Second instrument delivered for OSIRIS-REx mission
An instrument that will explore the surface of a primitive asteroid in search of water and organic materials has arrived at Lockheed Martin for installation onto NASA's Origins, Spectral Interpretation, Resource Identification and Security-Regolith Explorer (OSIRIS-REx).
The OSIRIS-REx Visible and Infrared Spectrometer (OVIRS) instrument measures visible and near infrared light from the asteroid Bennu that can be used to identify water and organic materials. NASA's Goddard Space Flight Center in Greenbelt, Maryland, built the instrument.
"The delivery of OVIRS to the spacecraft means the mission now has the capability to measure the minerals and chemicals at the sample site on Bennu," said Dante Lauretta, principal investigator for OSIRIS-REx at the University of Arizona. "I greatly appreciate the hard work and innovation the OVIRS team demonstrated during the creation of this instrument."
OVIRS, a point spectrometer, will split the light from the asteroid Bennu into its component wavelengths, similar to a prism that splits sunlight into a rainbow, but over a much broader range of wavelengths. Different chemicals have unique spectral signatures by absorbing sunlight and can be identified in the reflected spectrum. The spectra provided by the instrument will help guide sample site selection.
"Through the team's efforts, OVIRS has become a remarkably capable instrument, which we expect to return exciting science from the asteroid Bennu," said Dennis Reuter, OVIRS instrument lead from Goddard.
After thorough testing with the spacecraft on the ground, the instrument will be powered on for check-out shortly after launch, with first science data collected during the Earth gravity assist in September 2017.

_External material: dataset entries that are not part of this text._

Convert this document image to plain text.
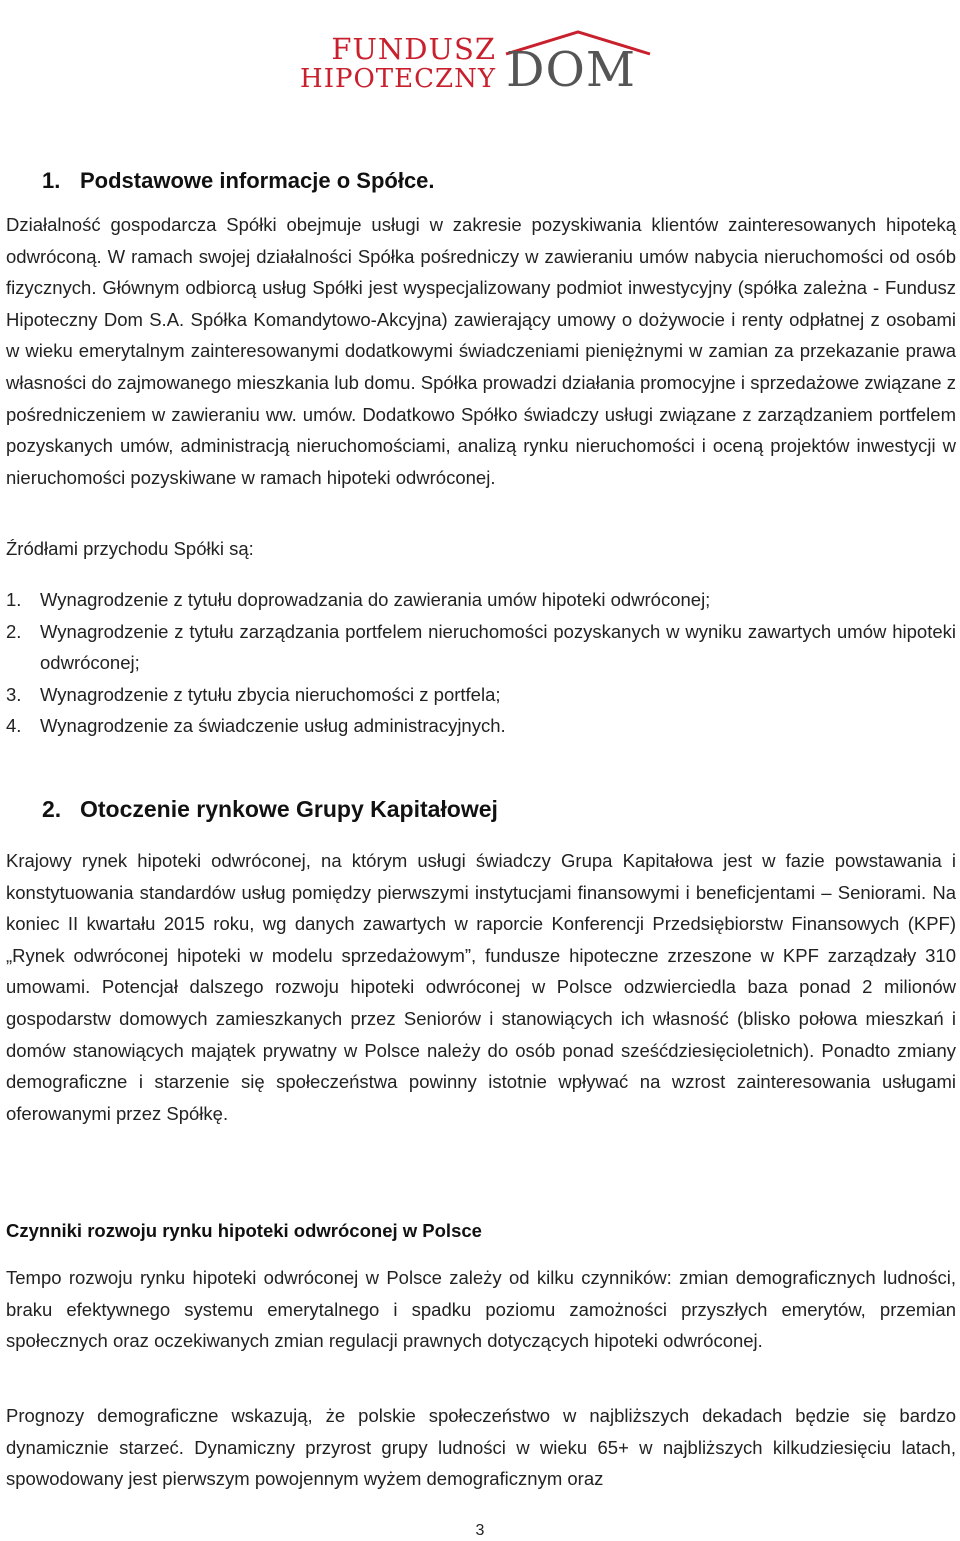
FUNDUSZ
HIPOTECZNY DOM
1. Podstawowe informacje o Spółce.

Działalność gospodarcza Spółki obejmuje usługi w zakresie pozyskiwania klientów zainteresowanych hipoteką odwróconą. W ramach swojej działalności Spółka pośredniczy w zawieraniu umów nabycia nieruchomości od osób fizycznych. Głównym odbiorcą usług Spółki jest wyspecjalizowany podmiot inwestycyjny (spółka zależna - Fundusz Hipoteczny Dom S.A. Spółka Komandytowo-Akcyjna) zawierający umowy o dożywocie i renty odpłatnej z osobami w wieku emerytalnym zainteresowanymi dodatkowymi świadczeniami pieniężnymi w zamian za przekazanie prawa własności do zajmowanego mieszkania lub domu. Spółka prowadzi działania promocyjne i sprzedażowe związane z pośredniczeniem w zawieraniu ww. umów. Dodatkowo Spółko świadczy usługi związane z zarządzaniem portfelem pozyskanych umów, administracją nieruchomościami, analizą rynku nieruchomości i oceną projektów inwestycji w nieruchomości pozyskiwane w ramach hipoteki odwróconej.

Źródłami przychodu Spółki są:

1.	Wynagrodzenie z tytułu doprowadzania do zawierania umów hipoteki odwróconej;
2.	Wynagrodzenie z tytułu zarządzania portfelem nieruchomości pozyskanych w wyniku zawartych umów hipoteki odwróconej;
3.	Wynagrodzenie z tytułu zbycia nieruchomości z portfela;
4.	Wynagrodzenie za świadczenie usług administracyjnych.
2. Otoczenie rynkowe Grupy Kapitałowej

Krajowy rynek hipoteki odwróconej, na którym usługi świadczy Grupa Kapitałowa jest w fazie powstawania i konstytuowania standardów usług pomiędzy pierwszymi instytucjami finansowymi i beneficjentami – Seniorami. Na koniec II kwartału 2015 roku, wg danych zawartych w raporcie Konferencji Przedsiębiorstw Finansowych (KPF) „Rynek odwróconej hipoteki w modelu sprzedażowym”, fundusze hipoteczne zrzeszone w KPF zarządzały 310 umowami. Potencjał dalszego rozwoju hipoteki odwróconej w Polsce odzwierciedla baza ponad 2 milionów gospodarstw domowych zamieszkanych przez Seniorów i stanowiących ich własność (blisko połowa mieszkań i domów stanowiących majątek prywatny w Polsce należy do osób ponad sześćdziesięcioletnich). Ponadto zmiany demograficzne i starzenie się społeczeństwa powinny istotnie wpływać na wzrost zainteresowania usługami oferowanymi przez Spółkę.

Czynniki rozwoju rynku hipoteki odwróconej w Polsce

Tempo rozwoju rynku hipoteki odwróconej w Polsce zależy od kilku czynników: zmian demograficznych ludności, braku efektywnego systemu emerytalnego i spadku poziomu zamożności przyszłych emerytów, przemian społecznych oraz oczekiwanych zmian regulacji prawnych dotyczących hipoteki odwróconej.

Prognozy demograficzne wskazują, że polskie społeczeństwo w najbliższych dekadach będzie się bardzo dynamicznie starzeć. Dynamiczny przyrost grupy ludności w wieku 65+ w najbliższych kilkudziesięciu latach, spowodowany jest pierwszym powojennym wyżem demograficznym oraz

3
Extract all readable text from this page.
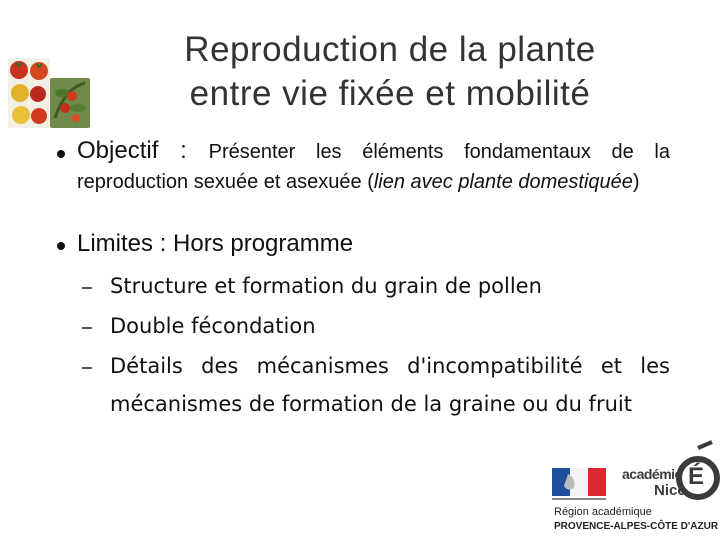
Reproduction de la plante
entre vie fixée et mobilité
Objectif : Présenter les éléments fondamentaux de la reproduction sexuée et asexuée (lien avec plante domestiquée)
Limites : Hors programme
Structure et formation du grain de pollen
Double fécondation
Détails des mécanismes d'incompatibilité et les mécanismes de formation de la graine ou du fruit
académie
Nice
É
Région académique
PROVENCE-ALPES-CÔTE D'AZUR
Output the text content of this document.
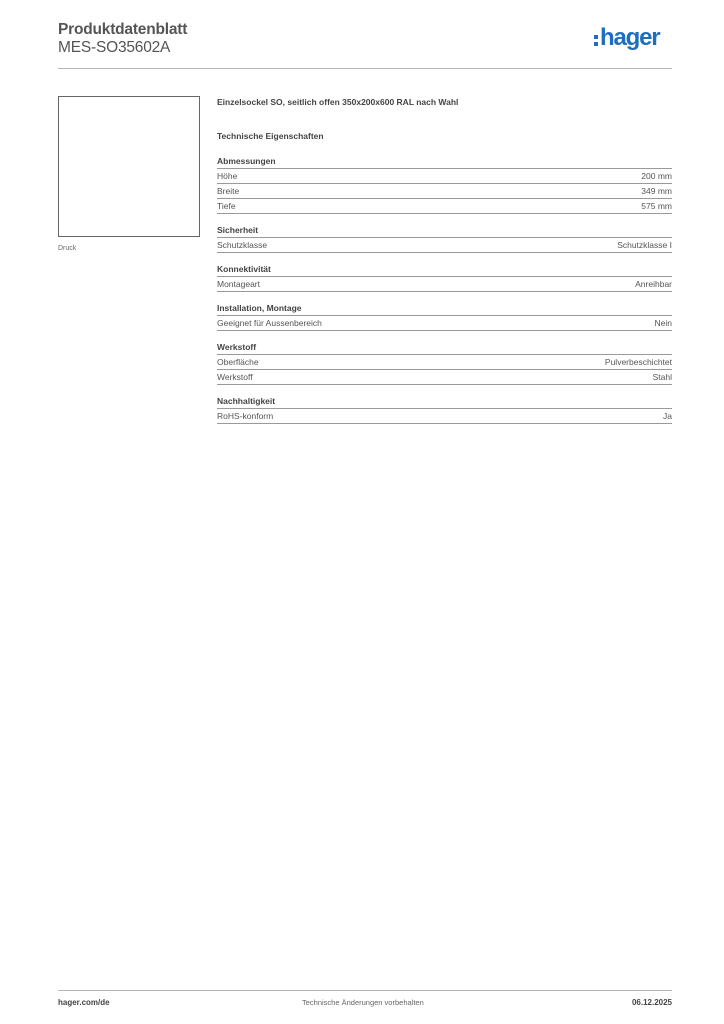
Produktdatenblatt
MES-SO35602A	hager
Druck
Einzelsockel SO, seitlich offen 350x200x600 RAL nach Wahl
Technische Eigenschaften
Abmessungen
Höhe	200 mm
Breite	349 mm
Tiefe	575 mm
Sicherheit
Schutzklasse	Schutzklasse I
Konnektivität
Montageart	Anreihbar
Installation, Montage
Geeignet für Aussenbereich	Nein
Werkstoff
Oberfläche	Pulverbeschichtet
Werkstoff	Stahl
Nachhaltigkeit
RoHS-konform	Ja
hager.com/de	Technische Änderungen vorbehalten	06.12.2025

OSIRIS-REx is the first U.S. mission to return samples from an asteroid to Earth for study. The mission is scheduled for launch in September 2016. It will reach its asteroid target in 2018 and return a sample to Earth in 2023.
The spacecraft will travel to a near-Earth asteroid called Bennu and bring at least a 2.1-ounce sample back to Earth for study. The mission will help scientists investigate the composition of the very early solar system and the source of organic materials and water that made their way to Earth, and improve understanding of asteroids that could impact our planet.
"The OVIRS team has met all of their technical requirements," said Mike Donnelly, OSIRIS-REx project manager at Goddard Space Flight Center. "This is another step in completing the spacecraft and sending it on its way to rendezvous with the asteroid Bennu."